One of the times that I did was about four years ago when those painful memories came rushing back after i came across the story of a girl who had been bullied when she was nine. i so identified with her that I really needed my ring. This girl was just like me but she had taken that negative experience and turned it into an empowering message for other girls. And suddenly I was saying to myself, “if she can do it at nine, i can do it at 29!”

So in 2018 I decided to create an anti-bullying campaign called #HATNOTHATE. While my passion for preventing bullying is clearly personal, bullying is, unfortunately, also a universal problem, an epidemic that seems to have no antidote. Around one in four kids in the U.S. is bullied, and recurring bullying can lead to depression, anxiety, and suicidal behavior.

The concept of #HATNOTHATE has been to get knitters and crocheters to knit, crochet and loom blue hats (blue represents awareness and solidarity and is the color to wear in support of bullying prevention) and to donate them to the cause. Now we are asking prospective drop off points around the country to rally the makers. Then we will work with our Educational Director to create an assembly program to be presented at schools all over the U.S. during October, National Bullying Prevention Month. The collected hats will be brought to the event for students to wear throughout the month, empowering them to be strong and stand up to bullying, and to feel encouraged by the love and purpose with which these handmade hats are created. Since the inception of #HATNOTHATE, we have collected over 90,000 of them and it is our hope that number will continue to grow.

But this is not only about the symbolism of the hats. Our purpose at #HATNOTHATE, is to educate students about ant-bullying and tell them how they themselves can make a change, can make a difference in the day of someone who has been bullied just by being kind.

When I started this for the little nine-year-old Shira, I did it simply because I didn’t want anyone else to feel the way I had. I remember being in my mother’s arms and asking “Why me?” Of course, I could not have imagined that the lemons I was given then would eventually turn into blue lemonade in the form of a dynamic movement that has already touched and helped so many thousands.

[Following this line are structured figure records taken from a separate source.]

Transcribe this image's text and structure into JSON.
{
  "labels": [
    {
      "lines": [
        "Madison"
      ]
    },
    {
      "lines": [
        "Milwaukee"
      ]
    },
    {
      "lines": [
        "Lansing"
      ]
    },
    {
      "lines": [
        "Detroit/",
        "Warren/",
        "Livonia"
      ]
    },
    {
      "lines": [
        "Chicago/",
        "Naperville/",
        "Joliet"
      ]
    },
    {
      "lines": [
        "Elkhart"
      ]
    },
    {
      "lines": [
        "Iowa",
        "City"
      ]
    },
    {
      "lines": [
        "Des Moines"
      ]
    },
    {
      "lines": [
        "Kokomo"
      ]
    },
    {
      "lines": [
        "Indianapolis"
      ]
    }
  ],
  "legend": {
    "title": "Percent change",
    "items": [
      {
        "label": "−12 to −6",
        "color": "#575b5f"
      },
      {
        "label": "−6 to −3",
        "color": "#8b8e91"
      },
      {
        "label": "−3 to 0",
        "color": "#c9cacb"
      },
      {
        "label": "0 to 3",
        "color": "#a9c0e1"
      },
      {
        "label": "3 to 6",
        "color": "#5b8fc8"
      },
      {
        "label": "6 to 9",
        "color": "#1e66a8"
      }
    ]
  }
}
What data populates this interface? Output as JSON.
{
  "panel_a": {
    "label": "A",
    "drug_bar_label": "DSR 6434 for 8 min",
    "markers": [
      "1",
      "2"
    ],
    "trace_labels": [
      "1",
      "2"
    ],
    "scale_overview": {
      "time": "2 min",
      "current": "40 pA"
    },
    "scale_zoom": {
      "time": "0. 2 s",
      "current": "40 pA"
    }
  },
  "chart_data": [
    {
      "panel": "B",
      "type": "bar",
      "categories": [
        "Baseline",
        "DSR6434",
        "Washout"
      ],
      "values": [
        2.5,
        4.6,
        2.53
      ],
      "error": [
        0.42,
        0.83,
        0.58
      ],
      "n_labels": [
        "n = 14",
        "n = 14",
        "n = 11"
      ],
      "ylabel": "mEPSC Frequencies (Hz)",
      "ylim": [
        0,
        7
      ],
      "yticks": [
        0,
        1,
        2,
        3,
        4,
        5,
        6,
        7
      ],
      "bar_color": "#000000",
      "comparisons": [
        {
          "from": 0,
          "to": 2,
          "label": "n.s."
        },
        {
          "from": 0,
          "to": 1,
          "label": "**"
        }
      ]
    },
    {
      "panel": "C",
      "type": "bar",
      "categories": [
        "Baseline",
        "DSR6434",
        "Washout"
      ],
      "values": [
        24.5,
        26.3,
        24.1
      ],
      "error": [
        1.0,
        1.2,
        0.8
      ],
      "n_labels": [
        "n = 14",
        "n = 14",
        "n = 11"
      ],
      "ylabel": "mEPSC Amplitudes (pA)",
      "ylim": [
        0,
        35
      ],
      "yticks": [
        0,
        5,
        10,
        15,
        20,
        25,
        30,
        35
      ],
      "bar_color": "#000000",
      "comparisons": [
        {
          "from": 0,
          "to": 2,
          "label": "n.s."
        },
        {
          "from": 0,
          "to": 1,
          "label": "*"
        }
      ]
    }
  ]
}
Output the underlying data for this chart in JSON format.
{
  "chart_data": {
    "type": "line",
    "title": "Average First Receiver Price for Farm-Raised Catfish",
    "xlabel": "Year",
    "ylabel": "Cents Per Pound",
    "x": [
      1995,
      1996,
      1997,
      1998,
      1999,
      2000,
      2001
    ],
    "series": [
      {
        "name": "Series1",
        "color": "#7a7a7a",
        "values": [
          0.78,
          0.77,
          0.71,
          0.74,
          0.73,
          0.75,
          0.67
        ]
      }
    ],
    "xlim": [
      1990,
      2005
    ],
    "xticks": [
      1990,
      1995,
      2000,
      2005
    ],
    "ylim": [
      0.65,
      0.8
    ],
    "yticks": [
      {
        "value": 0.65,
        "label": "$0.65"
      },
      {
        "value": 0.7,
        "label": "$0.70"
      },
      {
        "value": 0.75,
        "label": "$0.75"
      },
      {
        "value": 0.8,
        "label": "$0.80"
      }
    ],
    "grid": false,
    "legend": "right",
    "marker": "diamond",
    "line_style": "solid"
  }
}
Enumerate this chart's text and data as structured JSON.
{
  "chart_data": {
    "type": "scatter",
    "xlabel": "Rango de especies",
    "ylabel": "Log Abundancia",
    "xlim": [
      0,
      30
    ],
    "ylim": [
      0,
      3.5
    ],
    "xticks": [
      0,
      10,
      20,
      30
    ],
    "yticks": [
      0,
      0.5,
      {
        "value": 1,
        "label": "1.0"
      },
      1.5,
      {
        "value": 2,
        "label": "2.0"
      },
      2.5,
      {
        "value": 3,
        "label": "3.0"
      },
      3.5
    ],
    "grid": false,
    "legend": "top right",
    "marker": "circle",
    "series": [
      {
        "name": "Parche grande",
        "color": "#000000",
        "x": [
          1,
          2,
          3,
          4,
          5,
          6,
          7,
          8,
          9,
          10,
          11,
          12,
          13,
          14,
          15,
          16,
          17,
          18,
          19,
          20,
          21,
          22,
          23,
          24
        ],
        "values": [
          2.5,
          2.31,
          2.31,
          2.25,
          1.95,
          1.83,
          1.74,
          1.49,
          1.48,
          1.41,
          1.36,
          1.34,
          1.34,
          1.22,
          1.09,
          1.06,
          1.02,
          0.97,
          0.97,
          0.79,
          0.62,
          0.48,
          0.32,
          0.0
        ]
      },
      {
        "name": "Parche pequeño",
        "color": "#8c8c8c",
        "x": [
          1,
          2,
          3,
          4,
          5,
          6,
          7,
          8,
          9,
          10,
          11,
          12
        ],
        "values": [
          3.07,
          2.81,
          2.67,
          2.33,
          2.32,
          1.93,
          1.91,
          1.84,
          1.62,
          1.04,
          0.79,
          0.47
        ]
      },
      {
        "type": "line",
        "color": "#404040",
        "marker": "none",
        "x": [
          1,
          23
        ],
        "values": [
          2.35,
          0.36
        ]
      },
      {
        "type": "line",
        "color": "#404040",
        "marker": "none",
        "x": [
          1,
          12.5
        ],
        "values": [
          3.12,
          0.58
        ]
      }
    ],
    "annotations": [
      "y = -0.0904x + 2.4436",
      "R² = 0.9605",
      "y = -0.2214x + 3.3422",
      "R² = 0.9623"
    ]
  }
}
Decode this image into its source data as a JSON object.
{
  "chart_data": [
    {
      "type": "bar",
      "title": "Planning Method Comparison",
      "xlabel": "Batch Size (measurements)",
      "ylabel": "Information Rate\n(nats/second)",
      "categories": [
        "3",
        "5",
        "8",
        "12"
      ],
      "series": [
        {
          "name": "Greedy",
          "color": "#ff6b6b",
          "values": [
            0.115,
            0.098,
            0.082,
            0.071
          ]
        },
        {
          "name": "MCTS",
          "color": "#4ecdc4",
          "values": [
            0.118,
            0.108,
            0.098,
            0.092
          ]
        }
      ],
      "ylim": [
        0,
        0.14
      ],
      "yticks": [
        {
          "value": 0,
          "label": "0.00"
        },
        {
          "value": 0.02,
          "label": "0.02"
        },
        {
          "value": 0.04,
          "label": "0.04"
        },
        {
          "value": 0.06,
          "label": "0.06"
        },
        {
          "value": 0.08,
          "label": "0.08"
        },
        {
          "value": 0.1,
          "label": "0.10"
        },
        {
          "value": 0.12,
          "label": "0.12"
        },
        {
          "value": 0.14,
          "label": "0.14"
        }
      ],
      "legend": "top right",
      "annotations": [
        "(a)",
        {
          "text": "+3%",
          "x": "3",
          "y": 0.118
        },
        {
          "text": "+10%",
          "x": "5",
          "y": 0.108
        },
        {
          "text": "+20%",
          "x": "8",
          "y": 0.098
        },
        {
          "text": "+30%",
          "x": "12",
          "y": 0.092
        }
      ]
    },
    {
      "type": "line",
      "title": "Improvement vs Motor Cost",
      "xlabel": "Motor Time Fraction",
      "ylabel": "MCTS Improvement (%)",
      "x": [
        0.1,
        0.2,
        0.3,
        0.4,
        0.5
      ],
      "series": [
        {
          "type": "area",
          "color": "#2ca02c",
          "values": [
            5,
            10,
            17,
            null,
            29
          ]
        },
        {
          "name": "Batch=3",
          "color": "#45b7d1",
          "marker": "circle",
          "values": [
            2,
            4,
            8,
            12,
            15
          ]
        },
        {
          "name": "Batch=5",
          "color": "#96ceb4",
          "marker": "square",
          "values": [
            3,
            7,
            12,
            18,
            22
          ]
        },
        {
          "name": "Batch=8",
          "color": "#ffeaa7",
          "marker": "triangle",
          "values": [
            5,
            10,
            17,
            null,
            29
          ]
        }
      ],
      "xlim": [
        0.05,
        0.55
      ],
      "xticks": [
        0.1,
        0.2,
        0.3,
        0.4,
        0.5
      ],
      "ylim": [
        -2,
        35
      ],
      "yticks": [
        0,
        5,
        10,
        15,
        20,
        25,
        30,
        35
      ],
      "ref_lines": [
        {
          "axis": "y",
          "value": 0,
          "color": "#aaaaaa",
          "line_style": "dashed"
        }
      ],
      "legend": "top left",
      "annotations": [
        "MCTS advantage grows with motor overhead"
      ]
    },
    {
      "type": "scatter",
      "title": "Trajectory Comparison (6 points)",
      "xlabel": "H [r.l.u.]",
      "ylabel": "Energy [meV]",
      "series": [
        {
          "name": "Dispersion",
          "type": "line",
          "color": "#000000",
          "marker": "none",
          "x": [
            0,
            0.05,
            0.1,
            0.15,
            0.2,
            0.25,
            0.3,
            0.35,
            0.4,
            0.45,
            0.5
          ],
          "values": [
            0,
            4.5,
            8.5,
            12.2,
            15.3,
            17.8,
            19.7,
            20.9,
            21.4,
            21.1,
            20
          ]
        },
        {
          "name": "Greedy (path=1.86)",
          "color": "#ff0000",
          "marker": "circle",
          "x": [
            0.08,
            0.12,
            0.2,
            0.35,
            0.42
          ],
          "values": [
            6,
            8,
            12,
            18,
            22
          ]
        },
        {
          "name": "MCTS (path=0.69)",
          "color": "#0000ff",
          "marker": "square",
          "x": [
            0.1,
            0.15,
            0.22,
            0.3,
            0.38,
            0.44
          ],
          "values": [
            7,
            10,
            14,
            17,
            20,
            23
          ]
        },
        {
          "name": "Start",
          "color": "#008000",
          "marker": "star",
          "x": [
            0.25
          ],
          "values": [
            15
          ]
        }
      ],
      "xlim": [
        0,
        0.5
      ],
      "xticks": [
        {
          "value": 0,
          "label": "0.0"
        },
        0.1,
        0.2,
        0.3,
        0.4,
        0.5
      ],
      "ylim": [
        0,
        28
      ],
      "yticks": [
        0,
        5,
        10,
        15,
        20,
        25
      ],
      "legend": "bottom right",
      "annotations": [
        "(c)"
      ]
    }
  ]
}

And they are not only students. Adults who have been bullied or who were bullies have taken part in making hats as a source of therapy for themselves.

So nothing could make more apparent what I repeatedly say: We have all been affected by bullying, because we have all either witnessed bullying, been bullied, or been the bully. And, gratifyingly, #HATNOTHATE has become an avenue through which all ages and both the bullied and the bullier can find and give help.

But even that isn’t everything. #HATNOTHATE also brings us together as equals and makes us realize we are a community, a powerful community, in which no one can be a bystander. By listening to one another, respecting one another, and showing a little more kindness to one another, we can make the world a safer and gentler place. And, most important, through devotion to ending the plague of bullying we can show those who come after us a better way.